«Ho accettato l’invito di Giacinto Festival perché è fondamentale che le nostre storie vengano raccontate, è necessario prenderci gli spazi pubblici e fare sentire la nostra voce».
Così Daphne Bohémien, performer internazionale, content creator, divulgatrice e attivista spiega le ragioni che l’hanno portata ad accettare l’invito di Luigi Tabita, direttore artistico di Giacinto Festival (www.giacintofestival.com) a portare la sua storia e presentare il suo libro – Trauma (Sperling & Kupfer) alla nona edizione dell’evento che, quest’anno è dedicato allo “spazio sociale”.
«Noi compiamo un atto politico ogni volta che il nostro corpo non conforme, la nostra identità non voluta, attraversa una stanza, una piazza, una via, la nostra sola esistenza è qualcosa di implicitamente rivoluzionario in un sistema che ci ritiene un glitch, un errore e allora noi facciamo la rivoluzione insieme, in ogni spazio possibile, anche al Giacinto Festival», aggiunge Daphne che sarà protagonista – domenica 6 agosto alle 21 – dell’incontro con Giuliano Arabia, avvocato e componente dipartimento pari opportunità AIGA (associazione italiana giovani avvocati) per la presentazione del suo libro: un’autobiografia onesta e a tratti disturbante, capace di ispirare tutti coloro che si sentono sbagliati e spronarli a lottare, dimostrando che salvarsi è possibile.
Torna a Noto il Giacinto festival – nature Lgbt+: lo “spazio sociale” è il tema di questa IX edizione!
Daphne qual è stata la molla che ti ha fatto scrivere la tua autobiografia? Un bisogno personale e un contributo da attivista alle battaglia per i diritti?
«Il libro, come tutto nella mia carriera artistica, nasce da un’esigenza e in questo caso una doppia esigenza, perché da un lato c’era quella di mettermi a nudo, completamente e in modo viscerale, dall’altra quella di raccontare una storia, la mia, che fosse una storia ruvida, storta, piena di contraddizioni e che non facesse sconti, una storia che parlasse di traumi ma senza fare pornografia del dolore, una storia che parlasse di rinascita senza fare inspiration porn».
Chi è Daphne?
«Daphne è un’artista, un’animale da palcoscenico, ma è anche infinitamente spaventata di essere abbandonata, è empatica, ma spietata con sé stessa, Daphne è donna ed è bambino, è rabbia bruciante, dolore spietato, è una risata fragorosa in una stanza in silenzio, è volgare, è fragile, è amica, sorella e compagna, è appariscente e ribelle, Daphne è contraddizione perché è spietatamente umana».
Tu ha dichiarato: “Mi considero in realtà una persona complessa come tante solo che io ho un po’ più di consapevolezza”. Come l’hai acquisita?

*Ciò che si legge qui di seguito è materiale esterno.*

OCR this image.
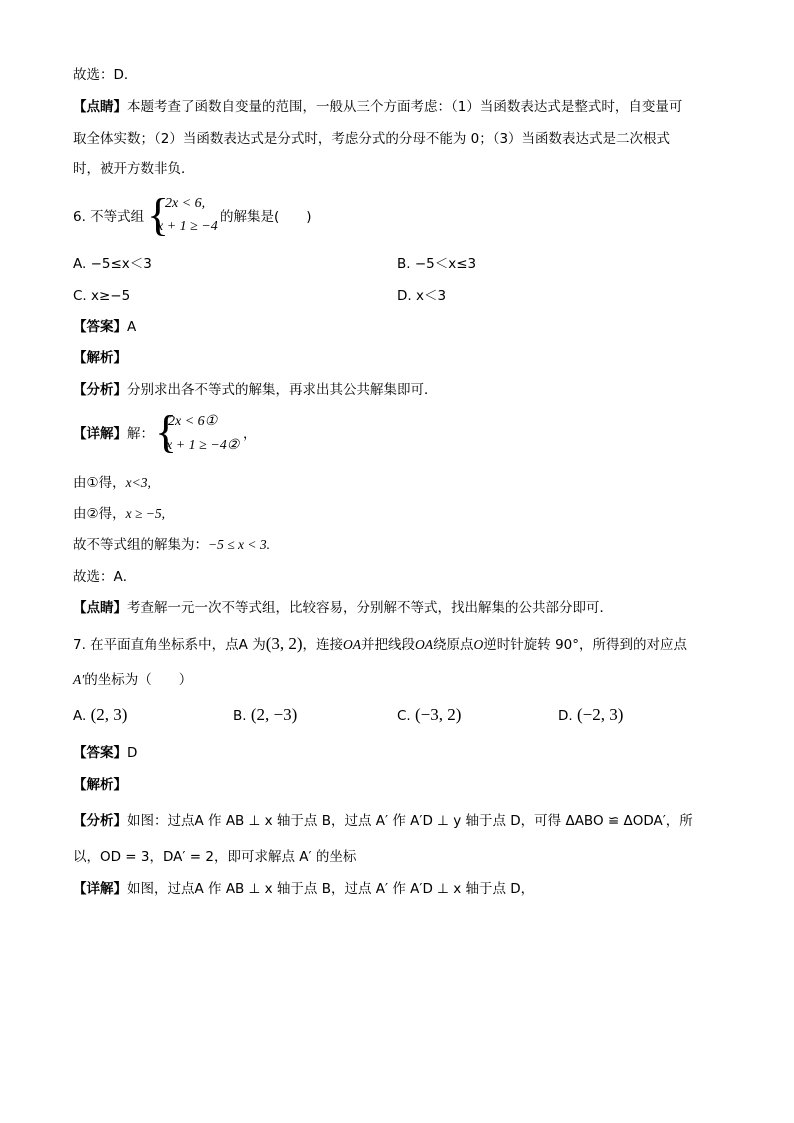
故选：D．
【点睛】本题考查了函数自变量的范围，一般从三个方面考虑：（1）当函数表达式是整式时，自变量可
取全体实数；（2）当函数表达式是分式时，考虑分式的分母不能为 0；（3）当函数表达式是二次根式
时，被开方数非负．
6. 不等式组 {
2x < 6,
x + 1 ≥ −4
的解集是(　　)
A. −5≤x＜3	B. −5＜x≤3
C. x≥−5	D. x＜3
【答案】A
【解析】
【分析】分别求出各不等式的解集，再求出其公共解集即可．
【详解】解： {
2x < 6①
x + 1 ≥ −4②
，
由①得，x<3,
由②得，x ≥ −5,
故不等式组的解集为：−5 ≤ x < 3.
故选：A．
【点睛】考查解一元一次不等式组，比较容易，分别解不等式，找出解集的公共部分即可．
7. 在平面直角坐标系中，点A 为(3, 2)，连接OA并把线段OA绕原点O逆时针旋转 90°，所得到的对应点
A′的坐标为（　　）
A. (2, 3)	B. (2, −3)	C. (−3, 2)	D. (−2, 3)
【答案】D
【解析】
【分析】如图：过点A 作 AB ⊥ x 轴于点 B，过点 A′ 作 A′D ⊥ y 轴于点 D，可得 ΔABO ≌ ΔODA′，所
以，OD = 3，DA′ = 2，即可求解点 A′ 的坐标
【详解】如图，过点A 作 AB ⊥ x 轴于点 B，过点 A′ 作 A′D ⊥ x 轴于点 D，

«Negli anni ho imparato a mettermi molto in discussione e sicuramente la psicoterapia ha contribuito moltissimo in questo percorso di consapevolezza, per questo è necessario combattere lo stigma che affligge la salute mentale, tuttə dovremmo avere diritto di poter stare meglio, la salute mentale non può e non deve essere un privilegio».
Qual è il tuo “trauma”?
«I miei traumi sono tanti e quasi tutti raccontati nel libro, nasce proprio da qui l’idea del libro e il ragionamento sulla sua struttura: un libro raccontato sempre al presente perché i miei traumi sono ancora qui con me».
A che punto siamo con l’affermazione dei diritti in Italia?
«Purtroppo non solo non stiamo facendo passi in avanti, ma abbiamo un governo che cerca anche di farcene fare in direzione opposta. Stiamo vivendo tempi bui, per questo è importante esistere e resistere, per questo sempre di più c’è la necessità di affermare le nostre soggettività.
Mi chiamano radicale e mi dicono che dovrei essere meno arrabbiata e cercare un punto d’incontro, ma non ci può essere nessun punto d’incontro con chi protegge gli aggressori, con chi cerca di toglierci tutto, di invisibilizzarci, con chi giustifica l’oppressione delle categorie marginalizzate».